Выбрать главу

Дело совершенно чужое?

Таким делом оказались дипломатические поручения, которые прибавились в основной цели путешествия, к близким для горного инженера занятиям — поискам золота на черногорской земле.

Эти поручения были сразу неприятны Ковалевскому, и в Петербурге он неохотно принял их. А когда горный капитан, пройдя страну вдоль и поперек, увидел, как трудно живет народ, когда ближе узнал Негоша и цели его политики, он при крутом повороте событий на свой страх и риск поступил вопреки духу данных ему инструкций. И понятно, что Ковалевский предпочел до поры до времени умолчать об этом…

Зажатая в труднодоступных горах Турцией, а позднее и Австрией, Черногория давно искала и обычно находила поддержку России. Еще при Петре I черногорцы вместе с русскими сражались против турок. Петр распорядился посылать в Черногорию деньги и книги. Черногорцы видели в России главную свою заступницу. Позднее совместная борьба против французов, оккупировавших побережье, укрепила взаимные связи.

Но после разгрома Наполеона, после Венского конгресса и создания «Священного союза» Романовы нашли общий язык с Габсбургами. И когда венский двор жаловался на Негоша, на черногорцев, русская дипломатия старалась принимать меры. Перед отъездом горного капитана в Черногорию как раз пришла очередная жалоба из Вены, и, вспоминает Ковалевский три десятилетия спустя, «легко судить, какого рода инструкции я получил».

«Владыка встретил меня подозрительно, — добавляет он, — но отношения наши вскоре выяснились, и мудрено ли? Ему был двадцать один год, мне с небольшим двадцать три. В эти годы и чувствуешь, и действуешь так открыто, так честно, что всякое сомнение отпадает само собой».

На этот раз — редкий для него случай! — память изменила Ковалевскому. Когда он приехал в Черногорию, ему было двадцать девять лет, а Негошу — двадцать пять.

К тому времени Негош дважды побывал в России, и как не походил первый его приезд на второй! В первый он был встречен с большими почестями, и самодержец всероссийский почтил своим присутствием церемонию посвящения молодого черногорца в сан владыки. А когда владыка собрался в Россию вторично — это было в 1837 году, — русский посол в Вене по приказу из Петербурга задержал его на полдороге. Несомненно, это были происки венского двора и австрийского канцлера Меттерниха. Опечаленный и обиженный, Негош жаловался встреченному им в Вене сербскому просветителю Вуку Караджичу: «Я свободный человек, и никто не может запретить мне ехать, куда я хочу».

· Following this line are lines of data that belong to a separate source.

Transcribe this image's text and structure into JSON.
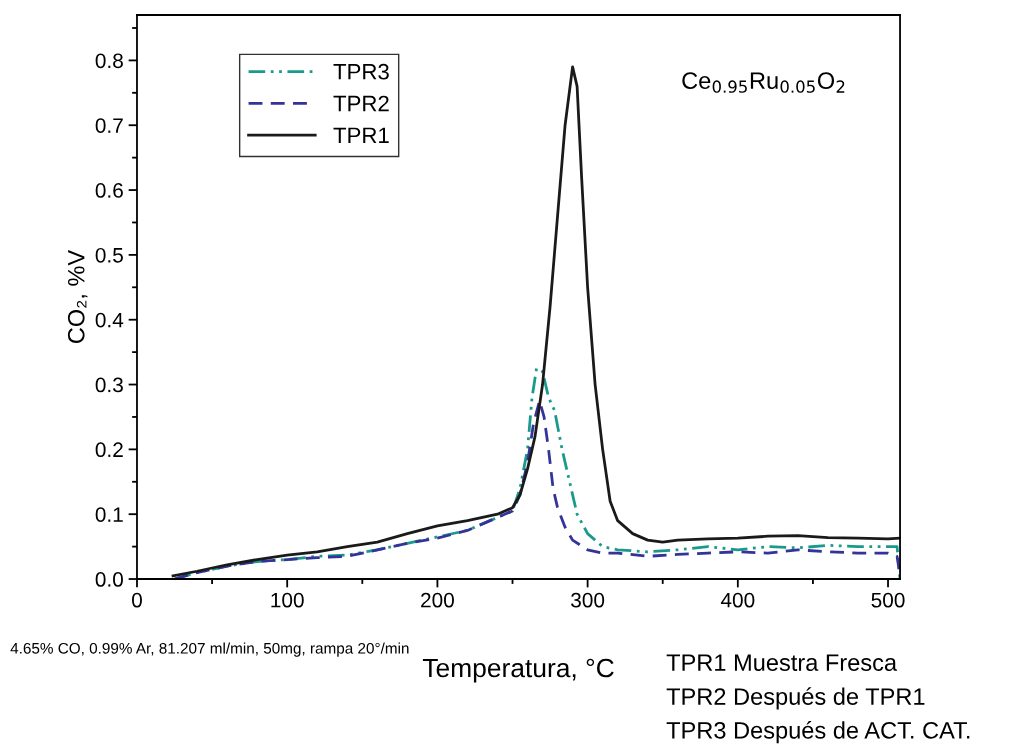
{
  "chart_data": {
    "type": "line",
    "xlabel": "Temperatura, °C",
    "ylabel": "CO₂, %V",
    "annotations": [
      "Ce$_{0.95}$Ru$_{0.05}$O$_{2}$",
      "4.65% CO, 0.99% Ar, 81.207 ml/min, 50mg, rampa 20°/min",
      "TPR1 Muestra Fresca",
      "TPR2 Después de TPR1",
      "TPR3 Después de ACT. CAT."
    ],
    "xlim": [
      0,
      508
    ],
    "xticks": [
      0,
      100,
      200,
      300,
      400,
      500
    ],
    "ylim": [
      0,
      0.87
    ],
    "yticks": [
      {
        "value": 0,
        "label": "0.0"
      },
      0.1,
      0.2,
      0.3,
      0.4,
      0.5,
      0.6,
      0.7,
      0.8
    ],
    "grid": false,
    "legend": "top left",
    "marker": "none",
    "series": [
      {
        "name": "TPR3",
        "color": "#1a9a8a",
        "line_style": "dashdot",
        "x": [
          25,
          40,
          60,
          80,
          100,
          120,
          140,
          160,
          180,
          200,
          220,
          240,
          250,
          255,
          260,
          263,
          266,
          270,
          274,
          278,
          283,
          288,
          293,
          300,
          310,
          320,
          340,
          360,
          380,
          400,
          420,
          440,
          460,
          480,
          500,
          506,
          508
        ],
        "values": [
          0.0,
          0.01,
          0.02,
          0.027,
          0.03,
          0.035,
          0.037,
          0.045,
          0.055,
          0.065,
          0.075,
          0.095,
          0.105,
          0.14,
          0.2,
          0.28,
          0.325,
          0.32,
          0.28,
          0.26,
          0.2,
          0.15,
          0.1,
          0.07,
          0.05,
          0.045,
          0.042,
          0.045,
          0.05,
          0.045,
          0.05,
          0.048,
          0.052,
          0.05,
          0.05,
          0.05,
          0.0
        ]
      },
      {
        "name": "TPR2",
        "color": "#33339a",
        "line_style": "dashed",
        "x": [
          25,
          40,
          60,
          80,
          100,
          120,
          140,
          160,
          180,
          200,
          220,
          240,
          250,
          255,
          260,
          264,
          268,
          271,
          274,
          277,
          280,
          285,
          290,
          300,
          310,
          320,
          340,
          360,
          380,
          400,
          420,
          440,
          460,
          480,
          500,
          506,
          508
        ],
        "values": [
          0.0,
          0.01,
          0.02,
          0.027,
          0.03,
          0.033,
          0.035,
          0.045,
          0.055,
          0.063,
          0.075,
          0.095,
          0.105,
          0.13,
          0.18,
          0.24,
          0.275,
          0.25,
          0.2,
          0.14,
          0.11,
          0.08,
          0.06,
          0.045,
          0.04,
          0.04,
          0.035,
          0.038,
          0.04,
          0.042,
          0.04,
          0.045,
          0.042,
          0.04,
          0.04,
          0.035,
          0.005
        ]
      },
      {
        "name": "TPR1",
        "color": "#1a1a1a",
        "line_style": "solid",
        "x": [
          24,
          40,
          60,
          80,
          100,
          120,
          140,
          160,
          180,
          200,
          220,
          240,
          250,
          255,
          260,
          265,
          270,
          275,
          280,
          285,
          290,
          293,
          296,
          300,
          305,
          310,
          315,
          320,
          330,
          340,
          350,
          360,
          380,
          400,
          420,
          440,
          460,
          480,
          500,
          508
        ],
        "values": [
          0.005,
          0.012,
          0.022,
          0.03,
          0.037,
          0.042,
          0.05,
          0.057,
          0.07,
          0.082,
          0.09,
          0.1,
          0.11,
          0.13,
          0.17,
          0.22,
          0.3,
          0.42,
          0.56,
          0.7,
          0.79,
          0.76,
          0.62,
          0.45,
          0.3,
          0.2,
          0.12,
          0.09,
          0.07,
          0.06,
          0.057,
          0.06,
          0.062,
          0.063,
          0.066,
          0.067,
          0.064,
          0.063,
          0.062,
          0.063
        ]
      }
    ]
  }
}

Вскоре русский посол сообщил Негошу, что он может следовать дальше в Россию. Но в Пскове владыка был снова задержан: русское правительство занималось проверкой возведенных на Негоша наветов. Кончилось тем, что все обвинения отпали и для нужд Черногории были отпущены крупные суммы. Но Негош вернулся в Цетинье со свежей раной: гордые черногорцы редко прощают обиды. И что же удивительного в том, что Ковалевского он встретил с подозрением? А горный капитан был покорен Негошем. До их встречи он видел портрет правителя Черногории. Негош был изображен в облачении архиерея. Но как же мало священнического смирения оказалось в этом гиганте, в его поступках, в выражении его лица! Это было лицо мыслителя. Ковалевский встретил в Негоше одного из образованнейших людей своего времени и восторженно писал о нем: «Художник избрал бы его для изображения Геркулеса, а философ — путеводителем в своей жизни».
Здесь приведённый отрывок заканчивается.